Berkshire Hathaway reported first-quarter financial results. It recognized net losses of nearly $50 billion, including an unrealized loss of $55 billion in investments. The company has itself made 31 mentions of the term “COVID-19” in its report. Because Berkshire has investments in a broad range of different industries, its businesses also faced massive roadblocks on account of the global pandemic.
Here are the Key Takeaways from the Meeting:
- Warren Buffett kicked off the 2020 annual meeting by addressing the different circumstances of the event due to COVID-19. “It doesn’t look like an annual meeting and it doesn’t feel exactly like an annual meeting. It particularly doesn’t feel like an annual meeting because Charlie Munger, my partner of 60 years, is not sitting up here,” Buffett said in his opening remarks.
- Small businesses in America have been feeling the wrath of COVID-19. Countless restaurants, bars, and other “non-essential businesses” have been forced to shut down to combat the spread of the coronavirus.
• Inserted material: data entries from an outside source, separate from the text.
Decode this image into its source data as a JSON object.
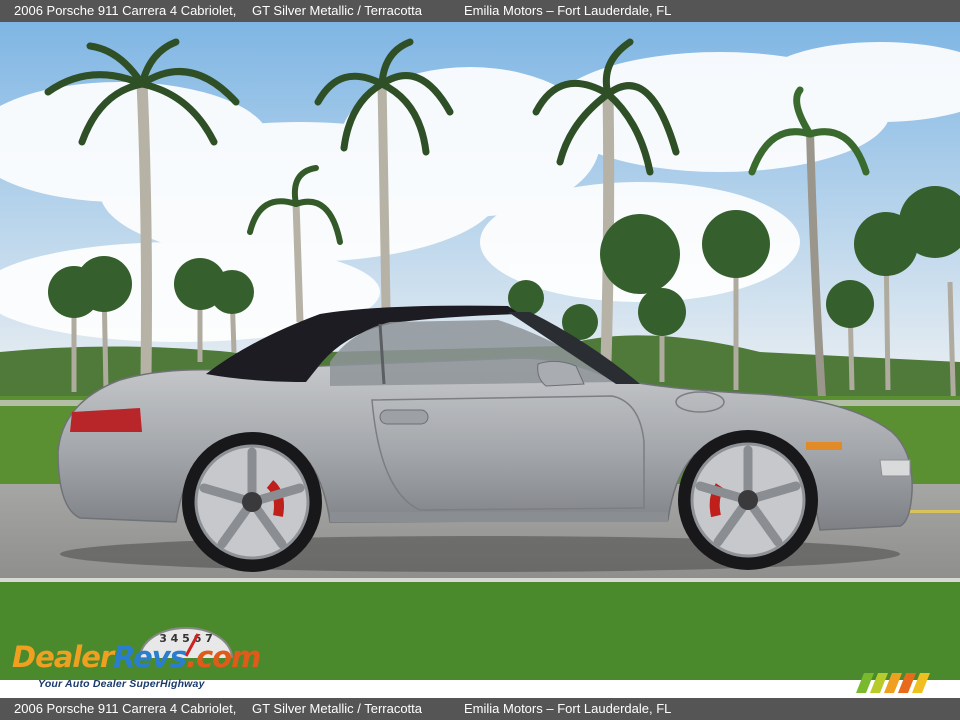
{
  "header": {
    "vehicle": "2006 Porsche 911 Carrera 4 Cabriolet,",
    "colors": "GT Silver Metallic / Terracotta",
    "dealer": "Emilia Motors – Fort Lauderdale, FL"
  },
  "footer": {
    "vehicle": "2006 Porsche 911 Carrera 4 Cabriolet,",
    "colors": "GT Silver Metallic / Terracotta",
    "dealer": "Emilia Motors – Fort Lauderdale, FL"
  },
  "watermark": {
    "part1": "Dealer",
    "part2": "Revs",
    "part3": ".com",
    "tagline": "Your Auto Dealer SuperHighway",
    "gauge_digits": "3 4 5 6 7"
  },
  "colors": {
    "bar_bg": "#555555",
    "car_silver": "#a8aaae",
    "soft_top": "#1c1c22",
    "sky": "#8ec3ea",
    "grass": "#4e8a2e",
    "road": "#9a9a98",
    "caliper": "#c0201c"
  },
  "icons": [
    "dealerrevs-logo",
    "speedometer-gauge-icon",
    "color-stripes-icon"
  ]
}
- When asked about share repurchasing programs, Buffett replied, “That’s very politically correct to be against buybacks now. Buybacks are so simple, it’s a way of distributing cash to shareholders.”
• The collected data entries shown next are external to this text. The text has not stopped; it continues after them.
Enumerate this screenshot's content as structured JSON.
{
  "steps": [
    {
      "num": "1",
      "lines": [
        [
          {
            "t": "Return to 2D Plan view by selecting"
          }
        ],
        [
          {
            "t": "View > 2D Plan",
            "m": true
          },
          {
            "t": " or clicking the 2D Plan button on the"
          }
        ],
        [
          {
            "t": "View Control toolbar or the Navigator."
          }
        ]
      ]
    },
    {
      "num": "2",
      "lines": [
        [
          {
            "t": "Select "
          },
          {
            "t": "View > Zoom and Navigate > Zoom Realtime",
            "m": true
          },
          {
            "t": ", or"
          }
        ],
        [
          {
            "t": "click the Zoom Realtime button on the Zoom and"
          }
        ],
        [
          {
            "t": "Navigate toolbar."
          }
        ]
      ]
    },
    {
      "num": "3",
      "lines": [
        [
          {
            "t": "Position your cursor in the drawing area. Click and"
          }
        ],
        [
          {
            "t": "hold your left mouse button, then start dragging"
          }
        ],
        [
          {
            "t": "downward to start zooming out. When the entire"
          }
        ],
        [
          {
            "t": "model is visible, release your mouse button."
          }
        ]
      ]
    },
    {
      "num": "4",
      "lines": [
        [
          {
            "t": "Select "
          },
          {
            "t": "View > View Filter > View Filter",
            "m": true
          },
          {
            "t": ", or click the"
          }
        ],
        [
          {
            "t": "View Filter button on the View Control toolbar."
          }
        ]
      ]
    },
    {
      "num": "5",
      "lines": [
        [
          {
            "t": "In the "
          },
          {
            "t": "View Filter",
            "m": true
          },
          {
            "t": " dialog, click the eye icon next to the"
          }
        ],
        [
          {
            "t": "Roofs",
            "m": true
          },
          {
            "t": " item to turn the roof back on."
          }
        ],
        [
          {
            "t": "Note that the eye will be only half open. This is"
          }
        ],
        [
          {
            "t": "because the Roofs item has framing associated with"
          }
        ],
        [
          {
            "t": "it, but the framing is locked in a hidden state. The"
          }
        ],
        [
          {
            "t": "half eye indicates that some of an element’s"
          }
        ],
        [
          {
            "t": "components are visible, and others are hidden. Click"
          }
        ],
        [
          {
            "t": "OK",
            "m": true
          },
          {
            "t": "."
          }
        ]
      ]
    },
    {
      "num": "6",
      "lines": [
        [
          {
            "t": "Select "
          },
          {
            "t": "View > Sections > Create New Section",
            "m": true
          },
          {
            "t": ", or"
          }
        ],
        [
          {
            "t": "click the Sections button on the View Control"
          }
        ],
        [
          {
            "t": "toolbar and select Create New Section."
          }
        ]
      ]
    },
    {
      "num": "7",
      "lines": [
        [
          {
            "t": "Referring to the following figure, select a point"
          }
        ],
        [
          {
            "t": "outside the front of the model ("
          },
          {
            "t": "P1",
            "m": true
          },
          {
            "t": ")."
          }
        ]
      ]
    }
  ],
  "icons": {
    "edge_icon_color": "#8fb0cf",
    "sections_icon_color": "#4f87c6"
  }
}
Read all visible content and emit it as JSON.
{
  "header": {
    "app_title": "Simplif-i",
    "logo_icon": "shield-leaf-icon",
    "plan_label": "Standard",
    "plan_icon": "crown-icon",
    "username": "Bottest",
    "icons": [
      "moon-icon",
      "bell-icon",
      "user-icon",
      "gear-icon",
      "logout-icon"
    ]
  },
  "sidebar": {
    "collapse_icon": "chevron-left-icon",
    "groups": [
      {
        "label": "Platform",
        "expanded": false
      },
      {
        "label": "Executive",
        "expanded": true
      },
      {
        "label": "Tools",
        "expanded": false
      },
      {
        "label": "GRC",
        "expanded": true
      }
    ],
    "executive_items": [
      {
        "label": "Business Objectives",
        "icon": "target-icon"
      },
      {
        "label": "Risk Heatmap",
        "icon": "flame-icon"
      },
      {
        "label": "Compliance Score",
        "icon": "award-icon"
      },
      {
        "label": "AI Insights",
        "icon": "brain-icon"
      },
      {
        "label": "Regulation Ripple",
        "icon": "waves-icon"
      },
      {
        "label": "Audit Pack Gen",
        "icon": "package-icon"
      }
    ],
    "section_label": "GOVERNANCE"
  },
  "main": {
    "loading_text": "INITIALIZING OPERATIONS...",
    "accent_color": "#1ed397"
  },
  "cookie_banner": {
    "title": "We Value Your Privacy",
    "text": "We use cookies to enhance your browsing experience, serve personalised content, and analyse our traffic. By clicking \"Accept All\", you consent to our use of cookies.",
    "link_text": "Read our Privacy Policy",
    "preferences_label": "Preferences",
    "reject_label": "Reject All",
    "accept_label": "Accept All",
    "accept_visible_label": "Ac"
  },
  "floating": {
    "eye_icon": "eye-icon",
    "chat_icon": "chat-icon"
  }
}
- “If you’re an Occidental shareholder or any shareholder in any oil-producing company, you join me in having made a mistake in where oil prices went,” Buffett said to the investor who raised a question about his Occidental Petroleum Investment. The oil production is going to go down in the next few years because it does not pay to drill. This situation is like you don’t know where you’re going to store the incremental barrel of oil, oil demand is down dramatically.
- Talking about the Covid-19 Pandemic, Mr. Buffet states as follows: “The virus is going to determine our behavior. We’re doing a lot of smart things, and we’ve got a lot of very smart people, but there are unknowns. And the unknowns that apply in the health aspect create unknowns in the economy. We will have to keep evaluating things as we go along. I hope that once suppressed that it doesn’t come back and that we readjust.”
- See’s Candies is one of Buffet's favorite investment, which he bought in 1972, has faced immense challenges due to COVID-19, but he still loves his investment. “Easter is a big sales period for See’s. Essentially it was shut down. It’s a very seasonal business to start with. But we have a lot of Easter candy. We won’t sell it”, Buffet ensured.
- “When you think about Boeing. You know, it is one hell of a company and it's important. It's a huge exporter, and it affects a lot of jobs,” according to Buffett. Boeing raised $25 billion in a bond offering, and thus, said it would not seek federal aid.
- Talking about the airlines, Mr. Buffet states:
“The airlines have been disproportionately suffering through the crisis, and this industry has been changed in a very major way.” The future is much less clear to him about how the business will turn out. The world changed for airlines, and he wishes the industry well. He also clarified that he exited all of his investments in the four largest U.S. airlines — American Airlines (AAL), Delta Air Lines (DAL), Southwest Airlines (LUV) and United Airlines (UAL).
- Investing amid the heightened uncertainty can be difficult, but Buffett explained that in the long run, equities will still be a better investment than Treasuries. He guided the investors that equities are going to outperform and that they're going to outperform treasury bills.
- On COVID-19 and its impact on America, Buffett reminded the public that “nothing basically can stop America.”